Dans le domaine pénal par contre, l'expertise est, en France, et malheureusement pas que dans le domaine de la complémentation nutritionnelle, largement au service de l'accusation, ce qui mine l'équité de nombreux procès et donc l'État de droit. A ce phénomène déjà très grave s'ajoute la déliquescence de la politique pénale, particulièrement incohérente, du fait du poids de puissants groupes de pression, ce qui empêche que la justice puisse se fixer une hiérarchie et des priorités fondé sur l'intérêt public. Enfin, au niveau local, l'existence de réseaux de notables, souvent puissants et très conservateurs, auxquels participent de nombreux magistrats et membre des milieux judiciaires, facilite l'adoption de points de vue très conservateurs et très peu favorables aux libertés publiques, quand il devient nécessaire de prendre en compte, dans la jurisprudence, d'importantes transformations des pratiques sociales. Ainsi d'innombrables procès sur les compléments alimentaires, sans intérêt en terme de santé publique, et qui auraient dû, pour la plupart, être classés sans suite dès le début de l'affaire par le parquet, encombrent-ils nos tribunaux. Rappelons, pour situer tout de même les enjeux que, exemple entre mille, pour l'amiante, qui va tuer des dizaines de milliers de personnes dans notre pays dans les prochaines années et où des travailleurs sont encore délibérément mis en danger tous les jours par des patrons irresponsables dans des travaux de dépose ou d'entretien, pas un seul procès pénal n'a encore été engagé par la puissance publique!

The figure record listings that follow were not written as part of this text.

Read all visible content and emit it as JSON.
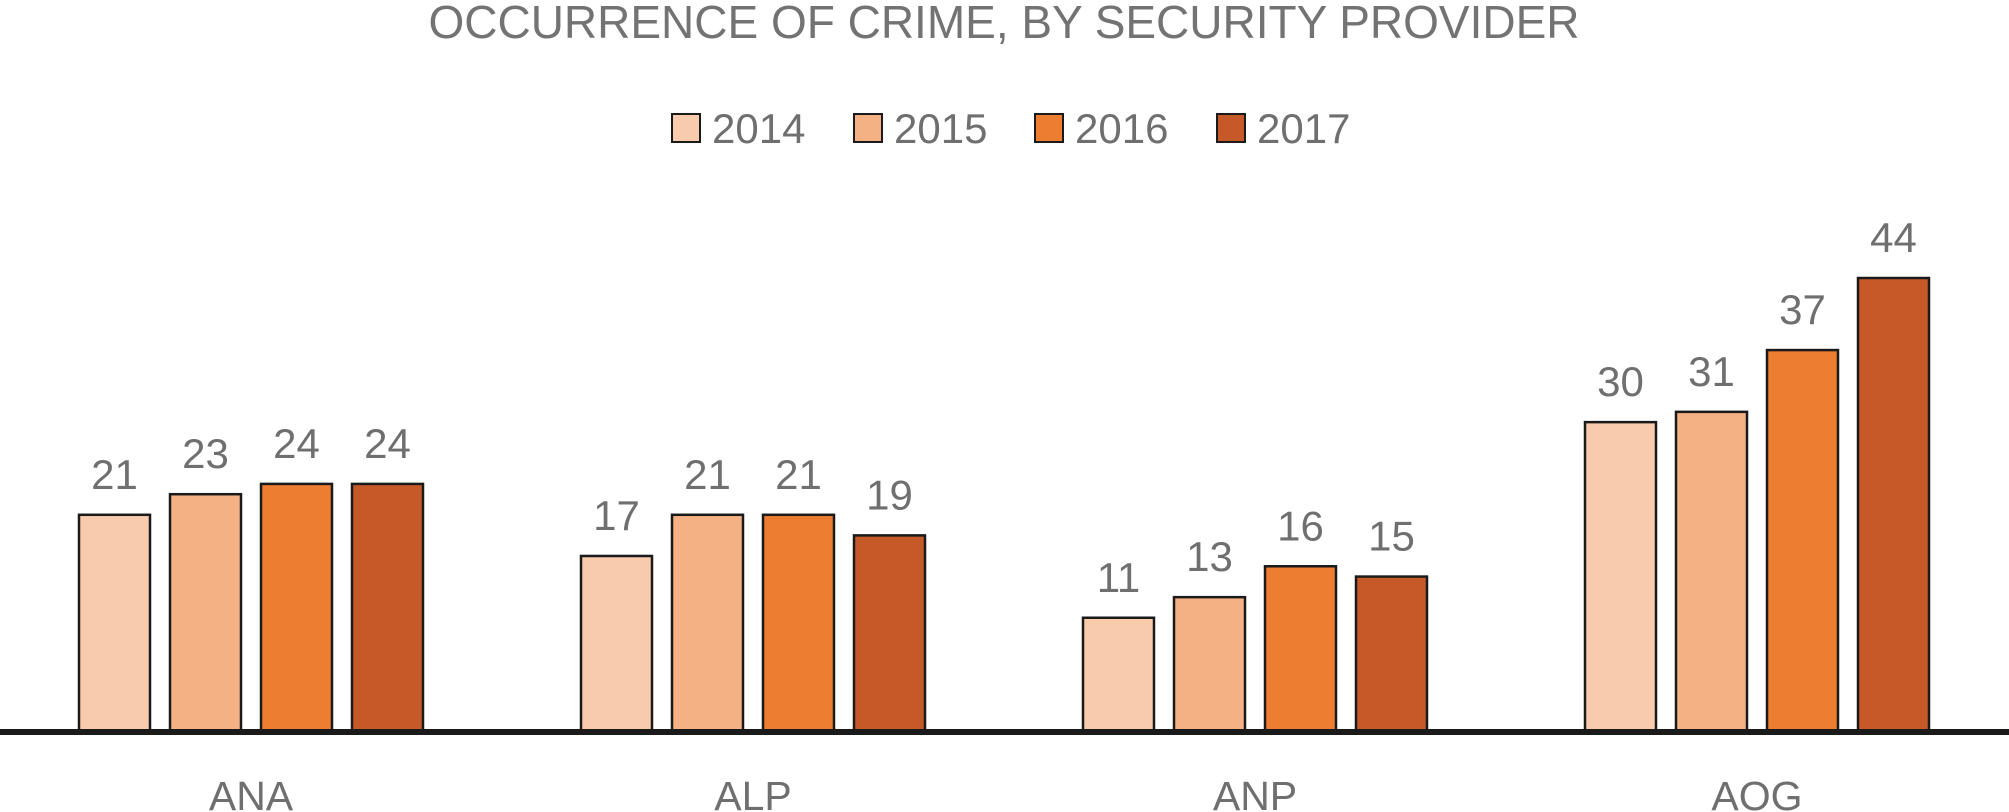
{
  "colors": {
    "2014": "#f8cbad",
    "2015": "#f4b183",
    "2016": "#ed7d31",
    "2017": "#c55a28",
    "text": "#737373",
    "axis": "#1a1a1a",
    "bar_stroke": "#1a1a1a"
  },
  "chart_data": {
    "type": "bar",
    "title": "OCCURRENCE OF CRIME, BY SECURITY PROVIDER",
    "xlabel": "",
    "ylabel": "",
    "categories": [
      "ANA",
      "ALP",
      "ANP",
      "AOG"
    ],
    "series": [
      {
        "name": "2014",
        "values": [
          21,
          17,
          11,
          30
        ]
      },
      {
        "name": "2015",
        "values": [
          23,
          21,
          13,
          31
        ]
      },
      {
        "name": "2016",
        "values": [
          24,
          21,
          16,
          37
        ]
      },
      {
        "name": "2017",
        "values": [
          24,
          19,
          15,
          44
        ]
      }
    ],
    "ylim": [
      0,
      44
    ],
    "grid": false,
    "legend_position": "top-center",
    "data_labels": true
  }
}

Un bilan d'activité consternant

Mais revenons à l'action de la DGCCRF, telle qu'elle ressort de ses rapports d'activité. Seuls les deux derniers rapport d'activité (1999 et 2000) traitent explicitement de notre sujet. Auparavant la DGCCRF n'affichait pas ses activités répressives dans ce domaine. Elles apparaissent donc dans le rapport 1999 et sont encore bien plus développées dans le rapport 2000. Il est probable que la DGCCRF souhaite montrer qu'elle suit avec zèle les consignes de fermeté que lui transmet sa hiérarchie. Nous citerons in extenso la partie du rapport 2000 qui concerne les compléments alimentaires. Le rapport 1999 n'apportant pas d'information supplémentaire nous renvoyons le lecteur intéressé au site de la DGCCRF (à la fin de la rubrique Qualité-Sécurité).

Le rapport 2000 est organisé de façon similaire à celui de 1999. Les passages qui nous intéressent se situent dans la rubrique "Qualité-sécurité", sous-rubrique "La nutrition, les produits diététiques, les compléments alimentaires". Nous n'avons retenu dans la citation ci-dessous que ce qui concerne les compléments alimentaires et l'action que pouvait avoir à ce titre la DGCCRF auprès des organismes internationaux où elle représente le gouvernement français.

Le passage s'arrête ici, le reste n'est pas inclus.